Indeed it is confusing. The SHA256 is required for the hash of the Certificate and starting mid-2015 (I guess) all certificates issued (Code Signing and “HTTPS” web-certifcates) are SHA256 by default. My old Code Signing certificate (issued October, 2014) is using SHA1 for the hash of the Certificate and thus I had to re-issue (free-of-charge) to get a SHA256.

For the file digest (that is signed with the Certificate), I haven’t seen any requirements whether to use SHA1 or SHA256. I use the “/fd” flag to signtool.exe to indicate sha256 file digest to use with the SHA256 Certificate and sha1 for use with my SHA1 Certificate.

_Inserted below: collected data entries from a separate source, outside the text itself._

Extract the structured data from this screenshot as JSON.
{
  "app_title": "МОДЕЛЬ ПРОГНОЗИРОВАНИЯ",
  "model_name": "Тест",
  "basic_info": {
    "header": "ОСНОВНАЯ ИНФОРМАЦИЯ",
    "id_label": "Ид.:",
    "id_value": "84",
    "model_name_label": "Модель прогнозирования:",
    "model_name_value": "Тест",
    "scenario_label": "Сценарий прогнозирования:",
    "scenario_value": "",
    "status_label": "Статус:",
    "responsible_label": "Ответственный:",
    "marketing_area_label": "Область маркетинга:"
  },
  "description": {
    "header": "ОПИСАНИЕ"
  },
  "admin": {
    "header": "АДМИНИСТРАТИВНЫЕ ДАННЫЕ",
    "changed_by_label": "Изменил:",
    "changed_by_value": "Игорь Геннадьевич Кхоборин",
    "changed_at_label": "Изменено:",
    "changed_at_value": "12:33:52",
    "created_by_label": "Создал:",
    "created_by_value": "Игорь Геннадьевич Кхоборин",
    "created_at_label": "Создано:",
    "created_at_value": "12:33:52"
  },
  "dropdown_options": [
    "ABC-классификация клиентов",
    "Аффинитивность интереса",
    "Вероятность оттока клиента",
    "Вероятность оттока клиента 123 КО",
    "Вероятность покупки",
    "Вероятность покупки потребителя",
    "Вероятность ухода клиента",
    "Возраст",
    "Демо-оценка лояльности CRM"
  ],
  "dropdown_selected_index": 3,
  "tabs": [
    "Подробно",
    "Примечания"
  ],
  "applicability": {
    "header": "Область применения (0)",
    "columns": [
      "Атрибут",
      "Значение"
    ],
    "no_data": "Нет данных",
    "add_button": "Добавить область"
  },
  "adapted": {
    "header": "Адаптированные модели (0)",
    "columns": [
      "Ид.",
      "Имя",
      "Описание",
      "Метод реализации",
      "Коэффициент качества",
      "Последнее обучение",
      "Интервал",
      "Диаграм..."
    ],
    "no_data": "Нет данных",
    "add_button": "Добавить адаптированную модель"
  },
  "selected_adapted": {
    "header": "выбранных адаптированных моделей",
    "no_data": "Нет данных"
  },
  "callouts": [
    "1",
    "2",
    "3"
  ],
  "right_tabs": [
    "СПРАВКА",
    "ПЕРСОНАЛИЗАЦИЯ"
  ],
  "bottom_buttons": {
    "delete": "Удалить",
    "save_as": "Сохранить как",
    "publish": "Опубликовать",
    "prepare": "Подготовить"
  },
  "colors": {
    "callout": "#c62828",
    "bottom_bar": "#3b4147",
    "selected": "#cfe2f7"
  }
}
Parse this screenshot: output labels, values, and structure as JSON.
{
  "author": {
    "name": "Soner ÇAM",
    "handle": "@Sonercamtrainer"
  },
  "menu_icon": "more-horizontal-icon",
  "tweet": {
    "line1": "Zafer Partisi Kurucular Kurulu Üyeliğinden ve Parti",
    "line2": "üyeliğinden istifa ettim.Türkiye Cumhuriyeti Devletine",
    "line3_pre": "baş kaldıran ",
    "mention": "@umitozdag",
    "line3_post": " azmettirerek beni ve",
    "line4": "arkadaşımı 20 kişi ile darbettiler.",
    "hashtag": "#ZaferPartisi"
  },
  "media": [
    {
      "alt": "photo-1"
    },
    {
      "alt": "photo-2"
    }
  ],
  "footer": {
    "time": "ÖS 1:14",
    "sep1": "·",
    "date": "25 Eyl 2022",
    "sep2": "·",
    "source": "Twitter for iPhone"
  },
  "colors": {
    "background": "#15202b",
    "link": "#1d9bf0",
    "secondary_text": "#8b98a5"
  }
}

[quote=239508:@Cho Sing Kum]I did a test yesterday.
What should be happening? Or what should I be seeing differently?[/quote]

If you check the Certificate you used to sign your EXE (right-click the EXE and then Properties), it will most likely show as sha256 (sorry for only having this in Swedish, I am out of office and only have my small laptop):

Since kSoftware is rewriting kSign, with some luck, we should have a valid solution in a week or so (never trust a developer’s own TTC estimate :wink:

Hi Mattias,

Yes, this is what I explained in my first post here at… <hmm don’t know what time… 1 hour ago will change… not static> … after brian franco’s post. Only thing I used words instead of screen shots.

This is what is showing on computers of mine where I have tested my program, Win7, Win8, win10, because I understand the info already embedded into the exe after I signed.

What I was wondering about is that during downloading and installing, Windows 10 was very quiet. My understanding then is that as long as the codesign certificate is SHA256, the digest algorithm does not really matter, which your initial screenshot (6th post) seem to lead to confusion because that screenshot is about digest algorithm to be SHA1 and SHA256, not Signature algorithm/Signature hash algorithm.